Trump has disqualified himself from future office
Wednesday’s incursion on the Capitol by rioters seeking to stop the counting of electoral votes for President-elect Joe Biden was awful. So was the incitement of the mob by President Trump, a move that stains his presidency and should disqualify him from holding future office. But the insurrection wasn’t a coup — and it can’t be understood in isolation.
Many of those who insist on calling the protest an attempted coup have been accusing Trump of staging or planning a coup for months, and they are determined to be right.
But that description simply doesn’t apply. Trump is already president. No matter what he does, he will no longer be president at noon on Jan. 20. A more accurate portrayal is that he has led an effort to disrupt or delay the constitutionally mandated acts necessary to declare Biden the next president. That’s damning enough.
Ever since Biden was declared the winner of November’s election, I’ve expressed the hope that Trump would concede and emulate the actions of his predecessors by participating in the peaceful transfer of power. For the sake of his legacy, Trump would have been well served to demonstrate some grace in exiting the White House. He has chosen otherwise.

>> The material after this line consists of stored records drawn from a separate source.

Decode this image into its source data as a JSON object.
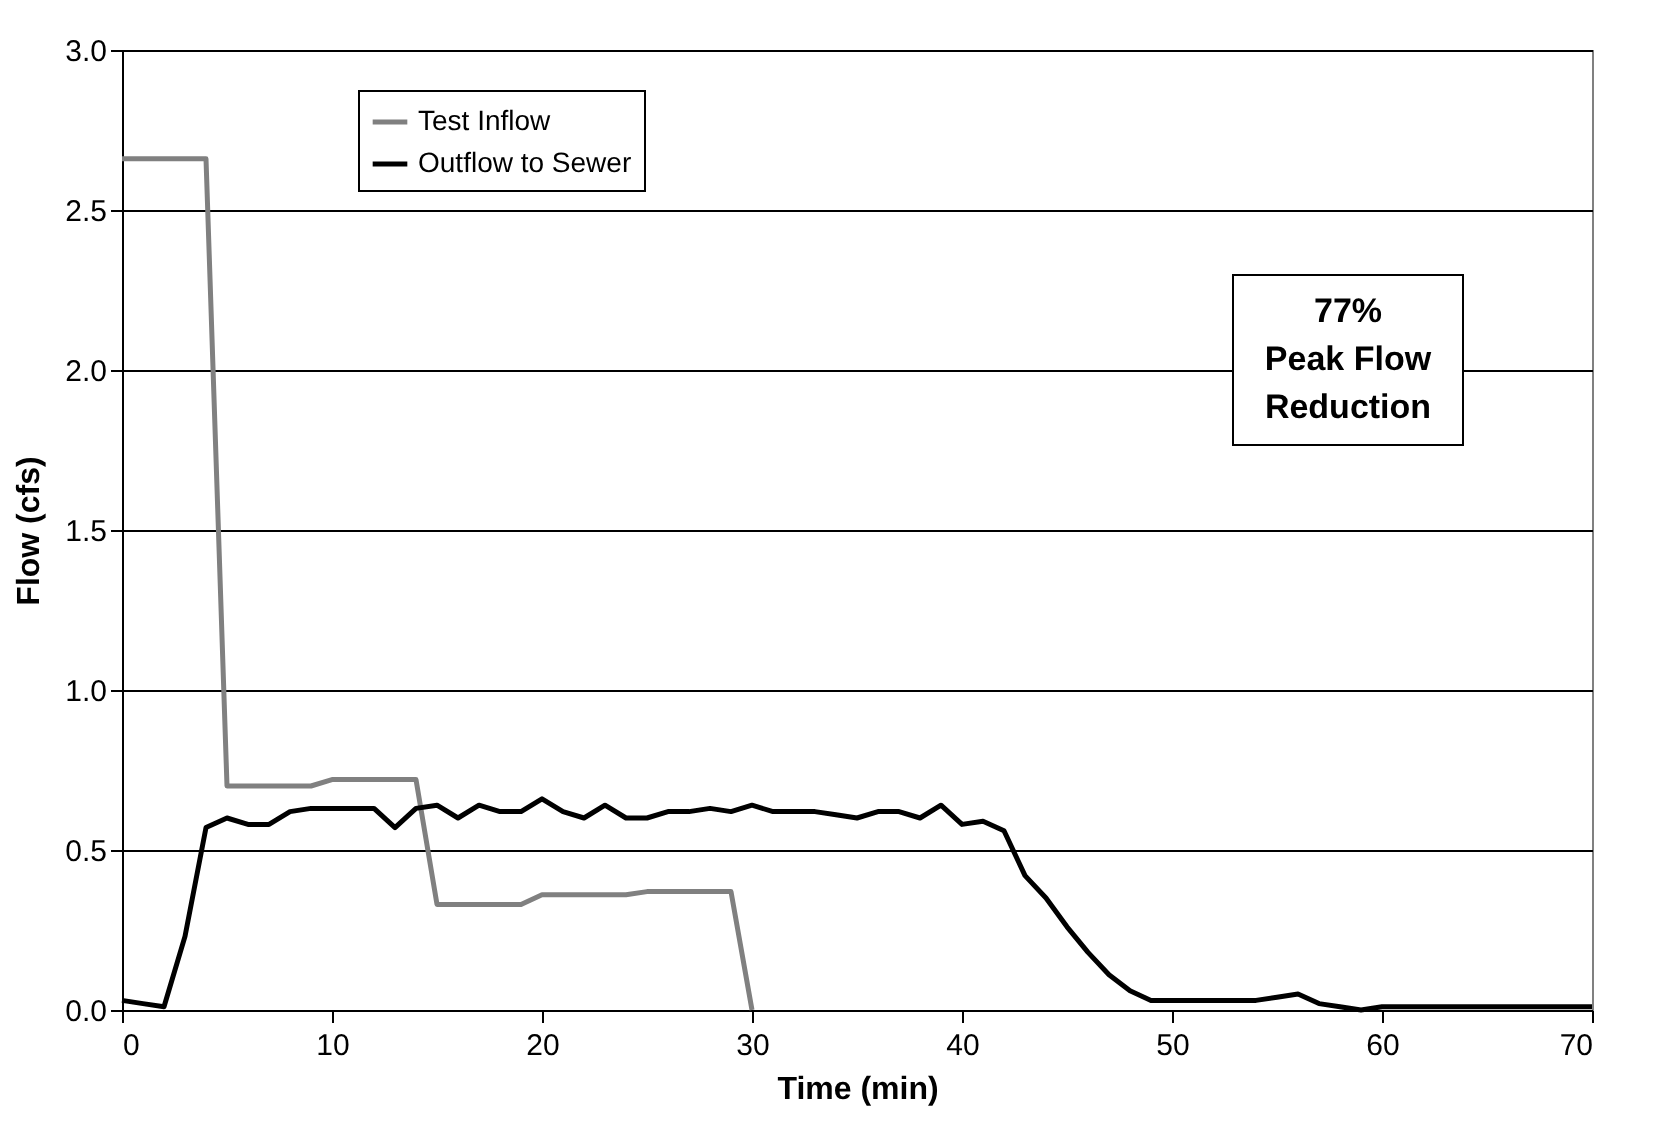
{
  "chart_data": {
    "type": "line",
    "xlabel": "Time (min)",
    "ylabel": "Flow (cfs)",
    "annotations": [
      "77%\nPeak Flow\nReduction"
    ],
    "series": [
      {
        "name": "Test Inflow",
        "color": "#808080",
        "x": [
          0,
          4,
          5,
          9,
          10,
          14,
          15,
          19,
          20,
          24,
          25,
          29,
          30
        ],
        "values": [
          2.66,
          2.66,
          0.7,
          0.7,
          0.72,
          0.72,
          0.33,
          0.33,
          0.36,
          0.36,
          0.37,
          0.37,
          0
        ]
      },
      {
        "name": "Outflow to Sewer",
        "color": "#000000",
        "x": [
          0,
          1,
          2,
          3,
          4,
          5,
          6,
          7,
          8,
          9,
          10,
          11,
          12,
          13,
          14,
          15,
          16,
          17,
          18,
          19,
          20,
          21,
          22,
          23,
          24,
          25,
          26,
          27,
          28,
          29,
          30,
          31,
          32,
          33,
          34,
          35,
          36,
          37,
          38,
          39,
          40,
          41,
          42,
          43,
          44,
          45,
          46,
          47,
          48,
          49,
          50,
          51,
          52,
          53,
          54,
          55,
          56,
          57,
          58,
          59,
          60,
          61,
          62,
          63,
          64,
          65,
          66,
          67,
          68,
          69,
          70
        ],
        "values": [
          0.03,
          0.02,
          0.01,
          0.23,
          0.57,
          0.6,
          0.58,
          0.58,
          0.62,
          0.63,
          0.63,
          0.63,
          0.63,
          0.57,
          0.63,
          0.64,
          0.6,
          0.64,
          0.62,
          0.62,
          0.66,
          0.62,
          0.6,
          0.64,
          0.6,
          0.6,
          0.62,
          0.62,
          0.63,
          0.62,
          0.64,
          0.62,
          0.62,
          0.62,
          0.61,
          0.6,
          0.62,
          0.62,
          0.6,
          0.64,
          0.58,
          0.59,
          0.56,
          0.42,
          0.35,
          0.26,
          0.18,
          0.11,
          0.06,
          0.03,
          0.03,
          0.03,
          0.03,
          0.03,
          0.03,
          0.04,
          0.05,
          0.02,
          0.01,
          0.0,
          0.01,
          0.01,
          0.01,
          0.01,
          0.01,
          0.01,
          0.01,
          0.01,
          0.01,
          0.01,
          0.01
        ]
      }
    ],
    "xlim": [
      0,
      70
    ],
    "xticks": [
      0,
      10,
      20,
      30,
      40,
      50,
      60,
      70
    ],
    "ylim": [
      0,
      3
    ],
    "yticks": [
      {
        "value": 0,
        "label": "0.0"
      },
      {
        "value": 0.5,
        "label": "0.5"
      },
      {
        "value": 1,
        "label": "1.0"
      },
      {
        "value": 1.5,
        "label": "1.5"
      },
      {
        "value": 2,
        "label": "2.0"
      },
      {
        "value": 2.5,
        "label": "2.5"
      },
      {
        "value": 3,
        "label": "3.0"
      }
    ],
    "grid": "y",
    "legend": "top left",
    "marker": "none",
    "line_style": "solid"
  }
}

His statement in the wee hours Thursday promising an “orderly transition” is too little, too late.
Ari Fleischer, who served as press secretary under President George W. Bush, onWednesday tweeted during the protests but before the siege, “If you don’t like what’s happening today, maybe you should go back four years, look in the mirror and ask if it was a good idea to declare #NotMyPresident, declare yourself the Resistance, and boycott an Inaugural.”
We all know the third law of physics and the unending cycle of actions and reactions. Anyone who has encouraged confrontations with Trump administration officials, supported endless investigations and impeachment, and applauded the despicable spectacle of the House speaker ripping up the president’s State of the Union address has been guilty of raising the temperature of our partisan fever.

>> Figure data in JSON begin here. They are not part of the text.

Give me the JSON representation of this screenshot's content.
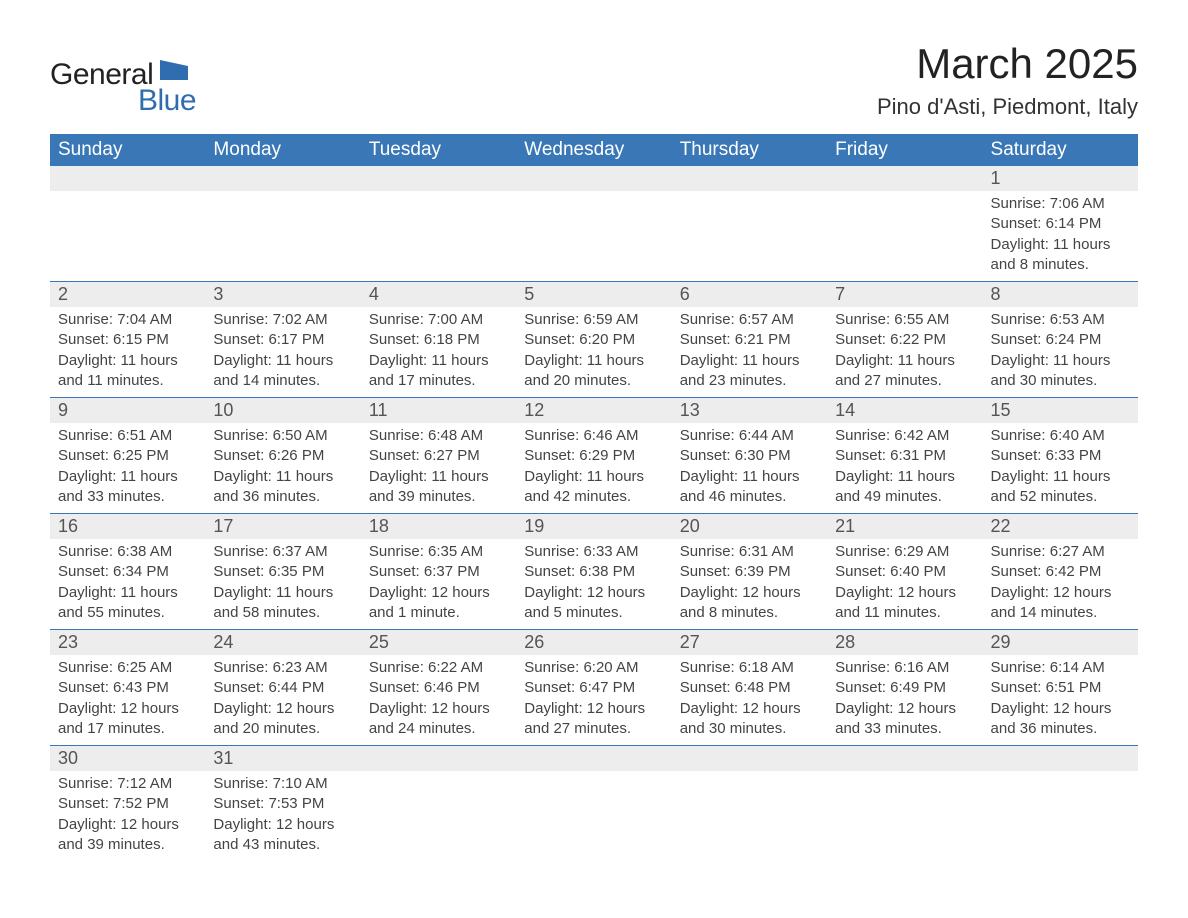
{
  "logo": {
    "text_general": "General",
    "text_blue": "Blue",
    "flag_color": "#2f6db0"
  },
  "title": "March 2025",
  "location": "Pino d'Asti, Piedmont, Italy",
  "colors": {
    "header_bg": "#3a77b7",
    "header_fg": "#ffffff",
    "daynum_bg": "#ededed",
    "row_border": "#3a77b7",
    "body_bg": "#ffffff",
    "text": "#444444"
  },
  "day_headers": [
    "Sunday",
    "Monday",
    "Tuesday",
    "Wednesday",
    "Thursday",
    "Friday",
    "Saturday"
  ],
  "rows": [
    [
      null,
      null,
      null,
      null,
      null,
      null,
      {
        "n": "1",
        "sunrise": "Sunrise: 7:06 AM",
        "sunset": "Sunset: 6:14 PM",
        "daylight": "Daylight: 11 hours and 8 minutes."
      }
    ],
    [
      {
        "n": "2",
        "sunrise": "Sunrise: 7:04 AM",
        "sunset": "Sunset: 6:15 PM",
        "daylight": "Daylight: 11 hours and 11 minutes."
      },
      {
        "n": "3",
        "sunrise": "Sunrise: 7:02 AM",
        "sunset": "Sunset: 6:17 PM",
        "daylight": "Daylight: 11 hours and 14 minutes."
      },
      {
        "n": "4",
        "sunrise": "Sunrise: 7:00 AM",
        "sunset": "Sunset: 6:18 PM",
        "daylight": "Daylight: 11 hours and 17 minutes."
      },
      {
        "n": "5",
        "sunrise": "Sunrise: 6:59 AM",
        "sunset": "Sunset: 6:20 PM",
        "daylight": "Daylight: 11 hours and 20 minutes."
      },
      {
        "n": "6",
        "sunrise": "Sunrise: 6:57 AM",
        "sunset": "Sunset: 6:21 PM",
        "daylight": "Daylight: 11 hours and 23 minutes."
      },
      {
        "n": "7",
        "sunrise": "Sunrise: 6:55 AM",
        "sunset": "Sunset: 6:22 PM",
        "daylight": "Daylight: 11 hours and 27 minutes."
      },
      {
        "n": "8",
        "sunrise": "Sunrise: 6:53 AM",
        "sunset": "Sunset: 6:24 PM",
        "daylight": "Daylight: 11 hours and 30 minutes."
      }
    ],
    [
      {
        "n": "9",
        "sunrise": "Sunrise: 6:51 AM",
        "sunset": "Sunset: 6:25 PM",
        "daylight": "Daylight: 11 hours and 33 minutes."
      },
      {
        "n": "10",
        "sunrise": "Sunrise: 6:50 AM",
        "sunset": "Sunset: 6:26 PM",
        "daylight": "Daylight: 11 hours and 36 minutes."
      },
      {
        "n": "11",
        "sunrise": "Sunrise: 6:48 AM",
        "sunset": "Sunset: 6:27 PM",
        "daylight": "Daylight: 11 hours and 39 minutes."
      },
      {
        "n": "12",
        "sunrise": "Sunrise: 6:46 AM",
        "sunset": "Sunset: 6:29 PM",
        "daylight": "Daylight: 11 hours and 42 minutes."
      },
      {
        "n": "13",
        "sunrise": "Sunrise: 6:44 AM",
        "sunset": "Sunset: 6:30 PM",
        "daylight": "Daylight: 11 hours and 46 minutes."
      },
      {
        "n": "14",
        "sunrise": "Sunrise: 6:42 AM",
        "sunset": "Sunset: 6:31 PM",
        "daylight": "Daylight: 11 hours and 49 minutes."
      },
      {
        "n": "15",
        "sunrise": "Sunrise: 6:40 AM",
        "sunset": "Sunset: 6:33 PM",
        "daylight": "Daylight: 11 hours and 52 minutes."
      }
    ],
    [
      {
        "n": "16",
        "sunrise": "Sunrise: 6:38 AM",
        "sunset": "Sunset: 6:34 PM",
        "daylight": "Daylight: 11 hours and 55 minutes."
      },
      {
        "n": "17",
        "sunrise": "Sunrise: 6:37 AM",
        "sunset": "Sunset: 6:35 PM",
        "daylight": "Daylight: 11 hours and 58 minutes."
      },
      {
        "n": "18",
        "sunrise": "Sunrise: 6:35 AM",
        "sunset": "Sunset: 6:37 PM",
        "daylight": "Daylight: 12 hours and 1 minute."
      },
      {
        "n": "19",
        "sunrise": "Sunrise: 6:33 AM",
        "sunset": "Sunset: 6:38 PM",
        "daylight": "Daylight: 12 hours and 5 minutes."
      },
      {
        "n": "20",
        "sunrise": "Sunrise: 6:31 AM",
        "sunset": "Sunset: 6:39 PM",
        "daylight": "Daylight: 12 hours and 8 minutes."
      },
      {
        "n": "21",
        "sunrise": "Sunrise: 6:29 AM",
        "sunset": "Sunset: 6:40 PM",
        "daylight": "Daylight: 12 hours and 11 minutes."
      },
      {
        "n": "22",
        "sunrise": "Sunrise: 6:27 AM",
        "sunset": "Sunset: 6:42 PM",
        "daylight": "Daylight: 12 hours and 14 minutes."
      }
    ],
    [
      {
        "n": "23",
        "sunrise": "Sunrise: 6:25 AM",
        "sunset": "Sunset: 6:43 PM",
        "daylight": "Daylight: 12 hours and 17 minutes."
      },
      {
        "n": "24",
        "sunrise": "Sunrise: 6:23 AM",
        "sunset": "Sunset: 6:44 PM",
        "daylight": "Daylight: 12 hours and 20 minutes."
      },
      {
        "n": "25",
        "sunrise": "Sunrise: 6:22 AM",
        "sunset": "Sunset: 6:46 PM",
        "daylight": "Daylight: 12 hours and 24 minutes."
      },
      {
        "n": "26",
        "sunrise": "Sunrise: 6:20 AM",
        "sunset": "Sunset: 6:47 PM",
        "daylight": "Daylight: 12 hours and 27 minutes."
      },
      {
        "n": "27",
        "sunrise": "Sunrise: 6:18 AM",
        "sunset": "Sunset: 6:48 PM",
        "daylight": "Daylight: 12 hours and 30 minutes."
      },
      {
        "n": "28",
        "sunrise": "Sunrise: 6:16 AM",
        "sunset": "Sunset: 6:49 PM",
        "daylight": "Daylight: 12 hours and 33 minutes."
      },
      {
        "n": "29",
        "sunrise": "Sunrise: 6:14 AM",
        "sunset": "Sunset: 6:51 PM",
        "daylight": "Daylight: 12 hours and 36 minutes."
      }
    ],
    [
      {
        "n": "30",
        "sunrise": "Sunrise: 7:12 AM",
        "sunset": "Sunset: 7:52 PM",
        "daylight": "Daylight: 12 hours and 39 minutes."
      },
      {
        "n": "31",
        "sunrise": "Sunrise: 7:10 AM",
        "sunset": "Sunset: 7:53 PM",
        "daylight": "Daylight: 12 hours and 43 minutes."
      },
      null,
      null,
      null,
      null,
      null
    ]
  ]
}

But at the end of the day, no one has more power to determine the national mood — and more responsibility to rise above the fray — than the president.

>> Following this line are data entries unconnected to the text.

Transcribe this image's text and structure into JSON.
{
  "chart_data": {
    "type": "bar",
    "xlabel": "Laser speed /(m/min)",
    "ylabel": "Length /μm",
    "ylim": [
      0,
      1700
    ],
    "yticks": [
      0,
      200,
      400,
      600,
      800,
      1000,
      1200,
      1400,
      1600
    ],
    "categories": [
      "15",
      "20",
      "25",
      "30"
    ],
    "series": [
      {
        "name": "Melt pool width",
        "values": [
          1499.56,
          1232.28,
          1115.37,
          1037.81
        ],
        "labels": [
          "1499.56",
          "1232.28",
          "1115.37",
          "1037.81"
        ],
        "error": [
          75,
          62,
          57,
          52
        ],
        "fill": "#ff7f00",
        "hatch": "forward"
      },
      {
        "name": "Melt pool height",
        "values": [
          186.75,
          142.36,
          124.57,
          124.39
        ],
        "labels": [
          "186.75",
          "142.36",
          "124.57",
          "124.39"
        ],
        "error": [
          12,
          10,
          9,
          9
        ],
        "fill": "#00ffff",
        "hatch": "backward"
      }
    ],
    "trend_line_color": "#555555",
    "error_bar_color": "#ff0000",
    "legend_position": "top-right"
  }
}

On that front, Trump has failed miserably.
I’ll always be glad that Trump, rather than Hillary Clinton, was president over the past four years. He was the most consequential president of my lifetime, which is different than being the best. The squandering of his legacy by his own actions is what makes his final act so frustrating.
He will, by his own choice, be remembered as the president who refused to accept defeat, urged endless and fruitless challenges to a free and honest election, and recklessly incited an attack on our U.S. Capitol and his own vice president. He has earned the enmity of all patriotic Americans and disqualified himself from ever seeking office again.
But anyone who thinks the nation will be mended by Trump’s departure misses the point of the forces and grievances that led to his manifestation, and which will endure beyond his exit. This moment will be an easy opportunity for lecturing and moralizing by Trump’s longtime adversaries. Healing, which is more important, will begin when we pause at the mirror and recognize where the change needs to begin.